Linux: +2.56x speedup¶
Linux process is the only pure-python implementation as (almost) all process info are gathered by reading files in the /proc filesystem. /proc files typically contain different information about the process and /proc/PID/stat and /proc/PID/status are the perfect examples. That's why on Linux we aggregate them in 3 groups. The relevant part of the Linux implementation can be seen here.

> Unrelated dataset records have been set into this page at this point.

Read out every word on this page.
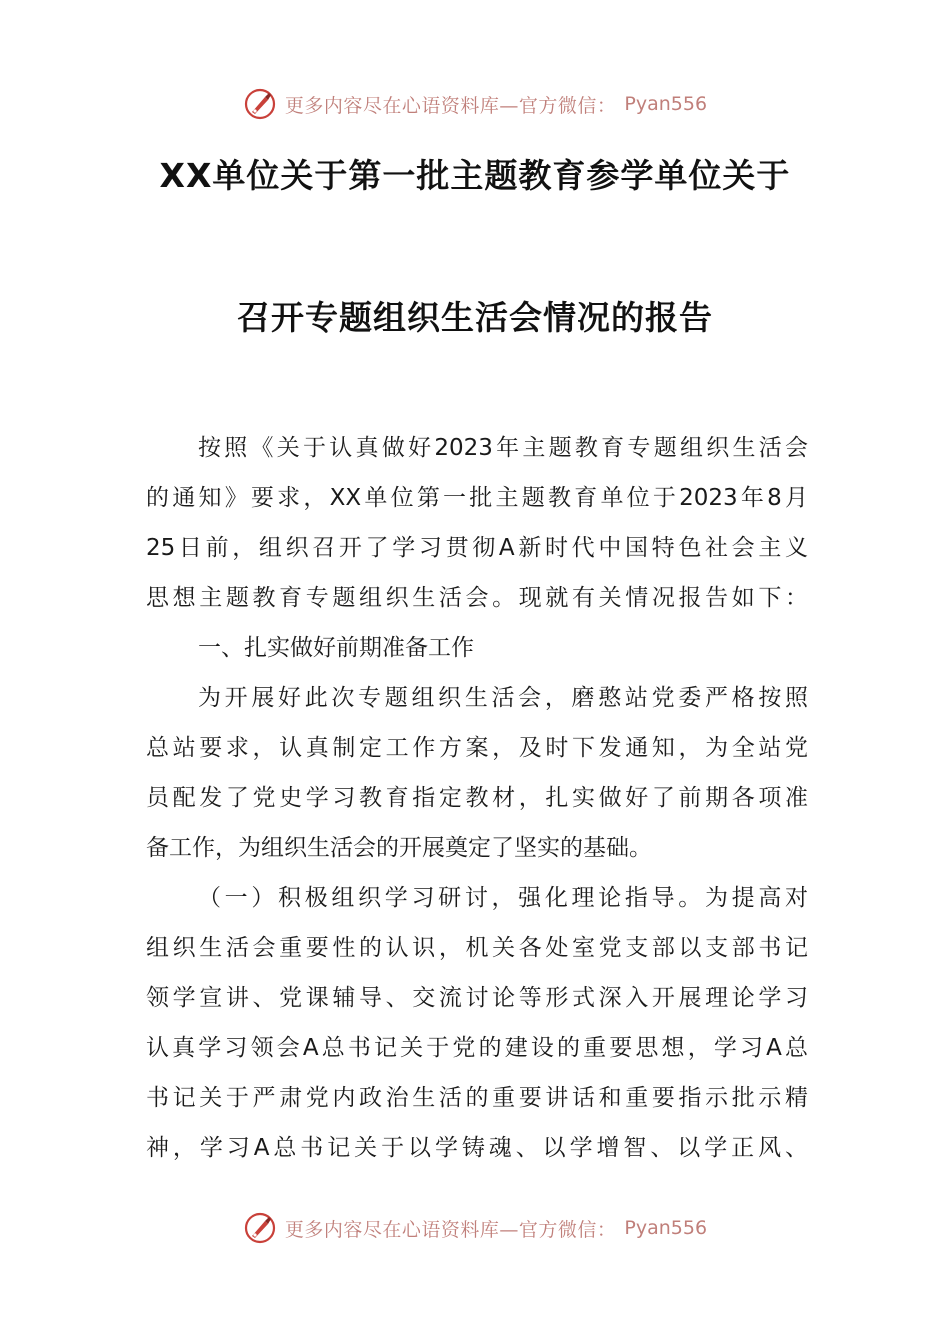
更多内容尽在心语资料库—官方微信： Pyan556
XX单位关于第一批主题教育参学单位关于
召开专题组织生活会情况的报告
按照《关于认真做好2023年主题教育专题组织生活会
的通知》要求，XX单位第一批主题教育单位于2023年8月
25日前，组织召开了学习贯彻A新时代中国特色社会主义
思想主题教育专题组织生活会。现就有关情况报告如下：
一、扎实做好前期准备工作
为开展好此次专题组织生活会，磨憨站党委严格按照
总站要求，认真制定工作方案，及时下发通知，为全站党
员配发了党史学习教育指定教材，扎实做好了前期各项准
备工作，为组织生活会的开展奠定了坚实的基础。
（一）积极组织学习研讨，强化理论指导。为提高对
组织生活会重要性的认识，机关各处室党支部以支部书记
领学宣讲、党课辅导、交流讨论等形式深入开展理论学习
认真学习领会A总书记关于党的建设的重要思想，学习A总
书记关于严肃党内政治生活的重要讲话和重要指示批示精
神，学习A总书记关于以学铸魂、以学增智、以学正风、
更多内容尽在心语资料库—官方微信： Pyan556
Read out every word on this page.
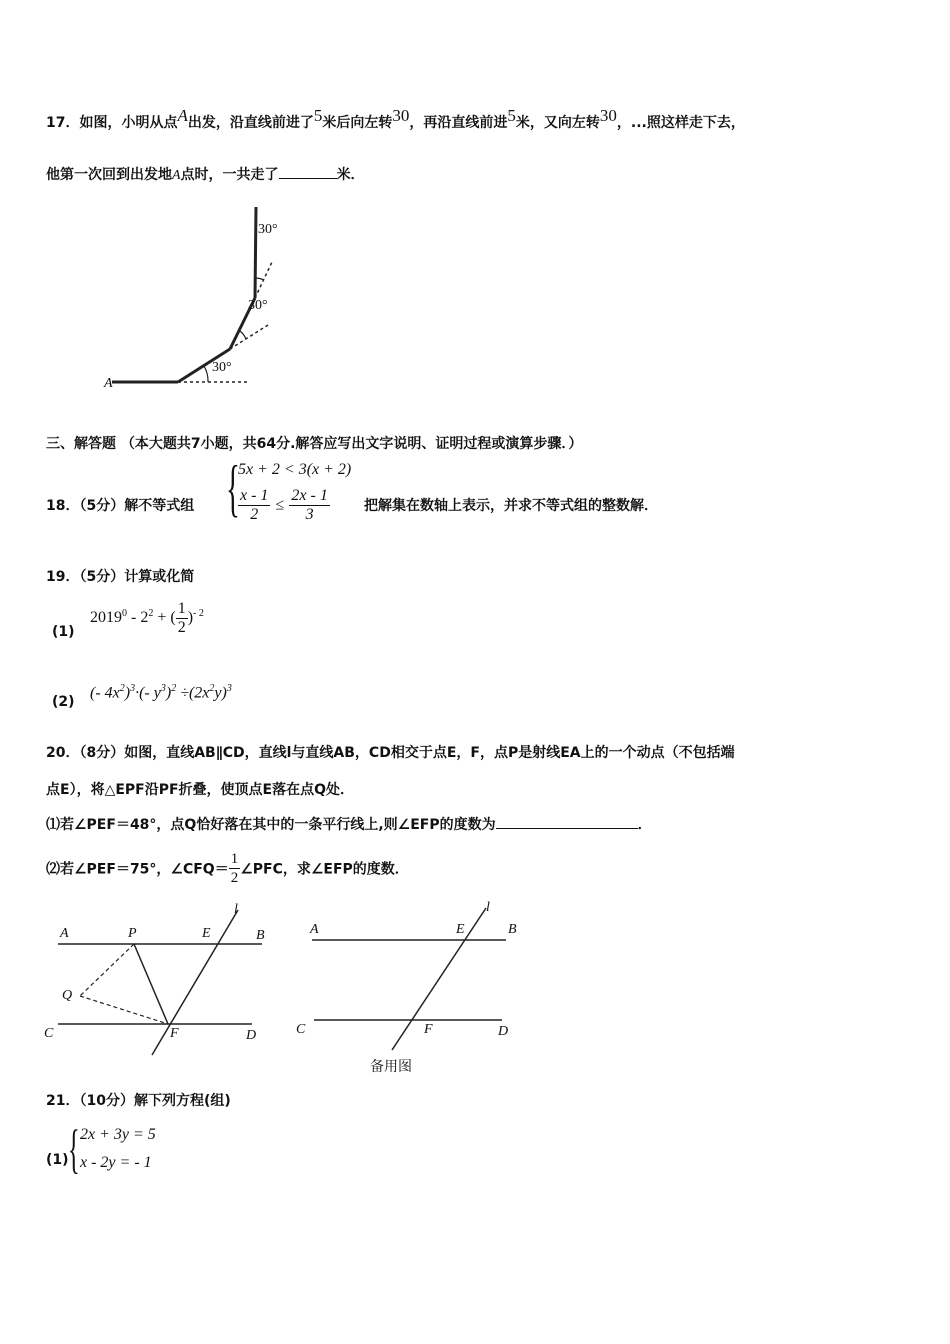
17．如图，小明从点A出发，沿直线前进了5米后向左转30，再沿直线前进5米，又向左转30，...照这样走下去，
他第一次回到出发地A点时，一共走了	米．
A
30°
30°
30°
三、解答题 （本大题共7小题，共64分.解答应写出文字说明、证明过程或演算步骤．）
{
5x + 2 < 3(x + 2)
18．（5分）解不等式组	$\frac{x - 1}{2} \le \frac{2x - 1}{3}$ 把解集在数轴上表示，并求不等式组的整数解．
19．（5分）计算或化简
(1)
$2019^0 - 2^2$ + ( $\frac{1}{2} )^{- 2}$
(2)
(- $4x^2)^3\cdot(-$ $y^3)^2 \div(2x^2y)^3$
20．（8分）如图，直线AB∥CD，直线l与直线AB，CD相交于点E，F，点P是射线EA上的一个动点（不包括端
点E），将△EPF沿PF折叠，使顶点E落在点Q处．
⑴若∠PEF＝48°，点Q恰好落在其中的一条平行线上,则∠EFP的度数为	．
⑵若∠PEF＝75°，∠CFQ＝ $\frac{1}{2}$ ∠PFC，求∠EFP的度数．
A	P	E
l
B
Q
C	F	D
A	E
l
B
C	F	D
备用图
21．（10分）解下列方程(组)
(1) { 2x + 3y = 5
x - 2y = - 1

Windows: from +1.9x to +6.5x speedup¶
Windows is an interesting one. In normal circumstances, if we're querying a process owned by our user, we group together only process' num_threads(), num_ctx_switches() and num_handles(), getting a +1.9x speedup if we access those methods in one shot. Windows is particular though, because certain methods use a dual implementation: a "fast method" is attempted first, but if the process is owned by another user it fails with AccessDenied. In that case psutil falls back on using a second "slower" method (see here for example). The second method is slower because it iterates over all PIDs but differently than "plain" Windows APIs it can be used to get multiple info in one shot: num threads, context switches, handles, CPU times, create time and IO counters. That is why querying processes owned by other users results in an impressive +6.5 speedup.
OSX: +1.92x speedup¶
On OSX we can get 2 groups of information. With sysctl() syscall we get process parent PID, uids, gids, terminal, create time, name. With proc_info() syscall we get CPU times (for PIDs owned by another user) memory metrics and ctx switches. Not bad.
BSD: +2.18x speedup¶
BSD was an interesting one as we gather a tons of process info just by calling sysctl() (see implementation). In a single shot we get process name, ppid, status, uids, gids, IO counters, CPU and create times, terminal and ctx switches.